Door jokes
Knock knock.
Who's there?
Mama.
Big Mama. Big Mama can't fit through the door.
POV: You're an orphan.
Knock, knock.
Who's there?
Not your mom.
1 "Knock knock."
2 "Who's there?"
1 "Interrupting physicist."
2 "Interrupting who?"
1 "Muon!!!"
Why did the scientist take out his doorbell?
Because he wanted to win no-bell prize!
Knock, knock.
Who's there?
Europe.
Europe who?
No, I'm not.
Memes
I dated a lot of girls before I married my wife. I was living with one of them when I arrived home one day to find her bags packed and next to the door. I asked her, "Baby, what's going on?" She said, "I'm leaving you."
"But why?" I replied.
"Because you're a pedophile!" she answered.
"That's a pretty big word for a six-year-old," I said.

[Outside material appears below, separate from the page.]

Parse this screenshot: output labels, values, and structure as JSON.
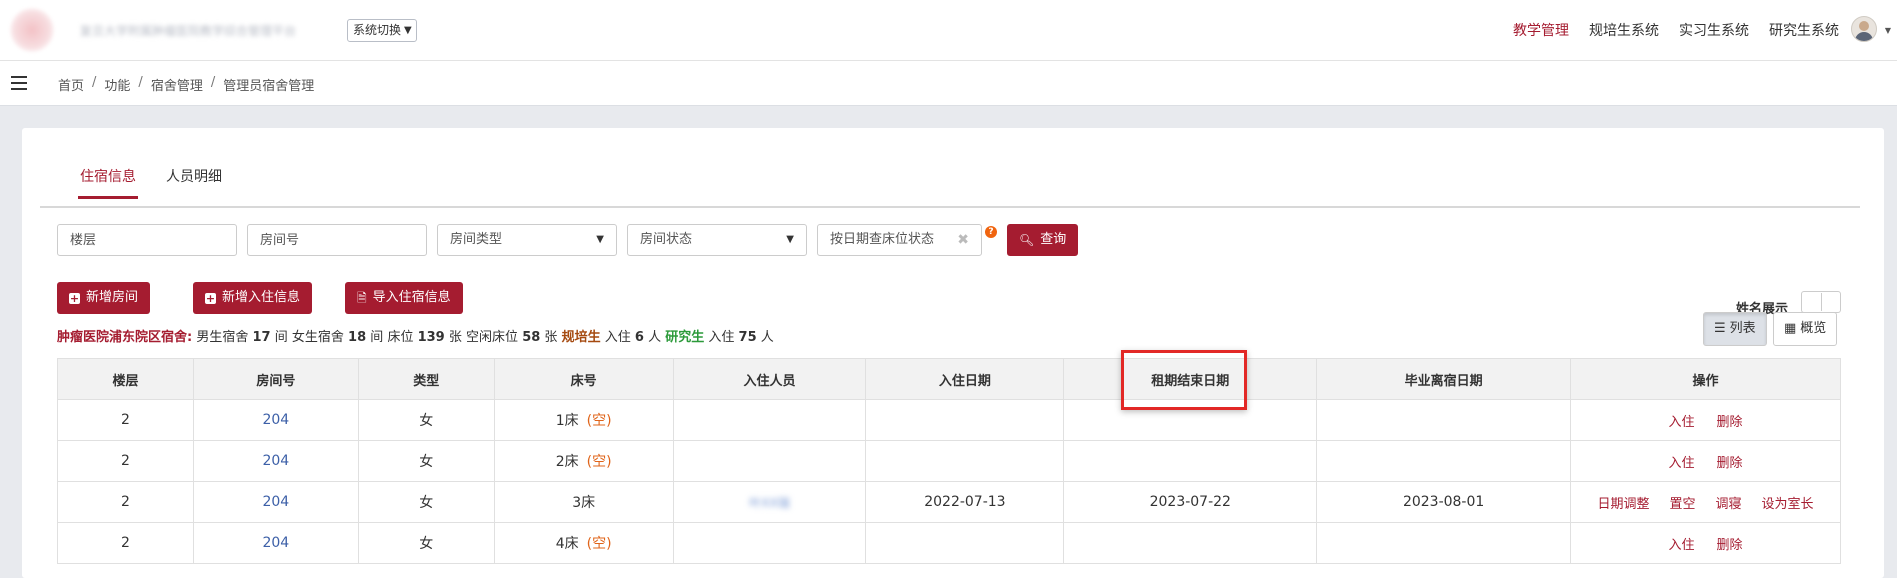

Kid: Where do I put this paper?
Teacher: I already said go ask your neighbors.
Kid: Ok. *Walks home to his neighbor's house*
Kid: Hey neighbor, I didn't know where to put this paper, and my teacher said to ask you. Do you know?
Neighbor: No, sorry, I don't.
Kid: Okay, bye! *Kid walks back to school.*
Kid: Teacher, my next-door neighbor didn't know.
Teacher: Ugh, you went home?!
Kid: Yes, you told me to!
Teacher: I meant at school!
Kid: Ohhhhhh!
Teacher: Duh!
Voldemort: Knock, knock.
Harry Potter: Who's there?
Voldemort: You know.
Harry Potter: You know who?
Voldemort: Exactly!
When I was 17, my momâs door was always locked. I wonder what she was doing.
Knock knock.
Who's there?
Pizza.
Pizza who?
Never mind, it was so cheesy.
Knock knock.
Whoâs there?
Orange.
Orange who?
Orange you going to the movies tonight?
"Knock, knock." "Who's there?" "Not Stephen Hawking."
What do you call a Mexican door?
Dora.
One day I was on my phone, then I got a text message from my girlfriend, "Hey, sexy boy, wanna hang out tonight if you know what I mean...?" Then I just stopped and froze. I read the message. I said, "Yeah, sure..." She replied really fast, "There's going to be a few people there, ok." But I didn't read the next message... She said, "Come right at 12:00 AM." But I didn't read it. I walked into her house, but I heard a strange noise like a moaning noise, and it sounded like HER!! So I hid behind the couch, and I looked through the open door and saw something I didn't want to see... Like for part 2 and comment if you want me to make another!!
Unfortunately, I had bad luck and faced infidelity.
Picture this: the bedroom door opens and I see my girlfriend in bed with two men...
I didnât expect her to come back so early.
When is a door not a door?
When itâs ajar!
My last relationship ended because I didnât open the car door for her. Instead, I just went to the top of the water.
Knock knock. Who's there? It's the police... Who? It's the police, let me in so I can get some donuts!
Your family is so poor, when you knocked on the door for money, I offered you a penny, and when you knocked again, the rock answered and knocked you out.
What do you call a door that bells? A doorbell.